AUM advocates correctly point out that most advisors deal quite effectively with this conflict and do not succumb to it. But as clients become more educated on the fee issue, will this potential conflict plant the seeds of discontent? Flat fees eliminate this possibility.
Another reason for advisors to become familiar with alternative fee approaches is to increase the flexibility they have in dealing with atypical situations. For example, a wealthy individual with all her assets tied up in a business might have significant financial planning needs and be an excellent long-term client, but may not be a good candidate for AUM fees because she lacks liquid assets. A flat fee for financial planning may solve the problem. Likewise, hourly fees may be a useful solution for projects of uncertain scope or duration.
No Perfect Fee Schedule
Understandably, many advisors are resistant to considering alternative fee models. Change is uncomfortable. It requires thinking about the value of your services in a new way. It feels like an attack on the traditional AUM fee model, which has served the industry so well for so long as it has transitioned away from commissions. This topic generates heat and emotion.

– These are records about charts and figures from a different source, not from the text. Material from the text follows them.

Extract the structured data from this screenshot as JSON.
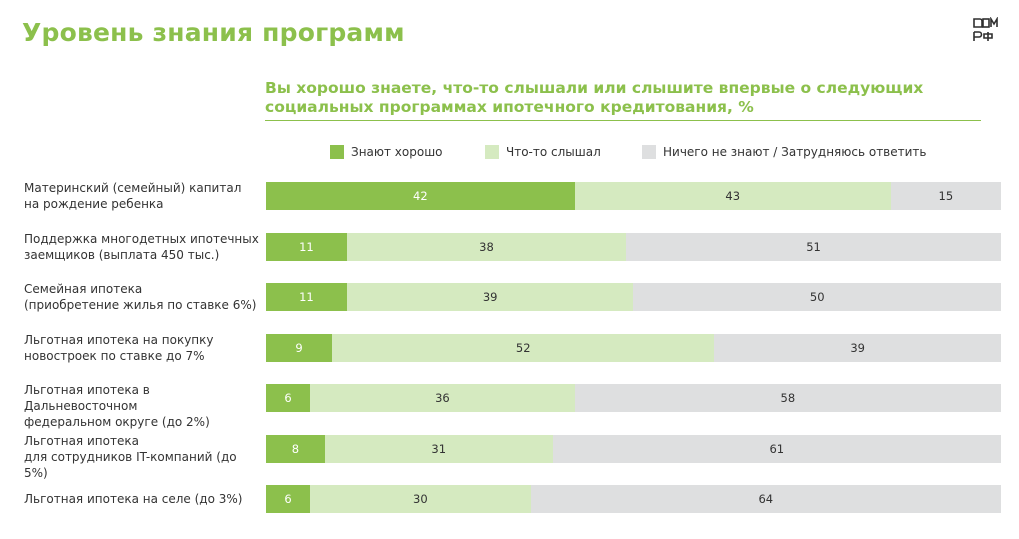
{
  "header": {
    "title": "Уровень знания программ"
  },
  "colors": {
    "accent": "#8cc04c",
    "know_well": "#8cc04c",
    "heard": "#d5eac0",
    "dont_know": "#dedfe0"
  },
  "legend": [
    {
      "label": "Знают хорошо",
      "color": "#8cc04c"
    },
    {
      "label": "Что-то слышал",
      "color": "#d5eac0"
    },
    {
      "label": "Ничего не знают / Затрудняюсь ответить",
      "color": "#dedfe0"
    }
  ],
  "chart_data": {
    "type": "bar",
    "orientation": "horizontal",
    "stacked": true,
    "title": "Вы хорошо знаете, что-то слышали или слышите впервые о следующих социальных программах ипотечного кредитования, %",
    "legend_position": "top",
    "categories": [
      "Материнский (семейный) капитал\nна рождение ребенка",
      "Поддержка многодетных ипотечных\nзаемщиков (выплата 450 тыс.)",
      "Семейная ипотека\n(приобретение жилья по ставке 6%)",
      "Льготная ипотека на покупку\nновостроек по ставке до 7%",
      "Льготная ипотека в Дальневосточном\nфедеральном округе (до 2%)",
      "Льготная ипотека\nдля сотрудников IT-компаний (до 5%)",
      "Льготная ипотека на селе (до 3%)"
    ],
    "series": [
      {
        "name": "Знают хорошо",
        "values": [
          42,
          11,
          11,
          9,
          6,
          8,
          6
        ]
      },
      {
        "name": "Что-то слышал",
        "values": [
          43,
          38,
          39,
          52,
          36,
          31,
          30
        ]
      },
      {
        "name": "Ничего не знают / Затрудняюсь ответить",
        "values": [
          15,
          51,
          50,
          39,
          58,
          61,
          64
        ]
      }
    ]
  }
}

Chill out! There is no such thing as a perfect fee schedule. Every alternative fee model has its shortcomings, too. But as alternative fee models emerge, advisors should learn about them and consider how they can be used to remain competitive in this dynamic environment.
Clients are becoming more inquisitive about fees, too. Advisors should be ready to explain how their fees link to the value of the services they provide. Even if you stick with the AUM fee, make sure you are familiar with the strengths and weaknesses of the various fee alternatives and can respond effectively to any questions your clients have on this topic.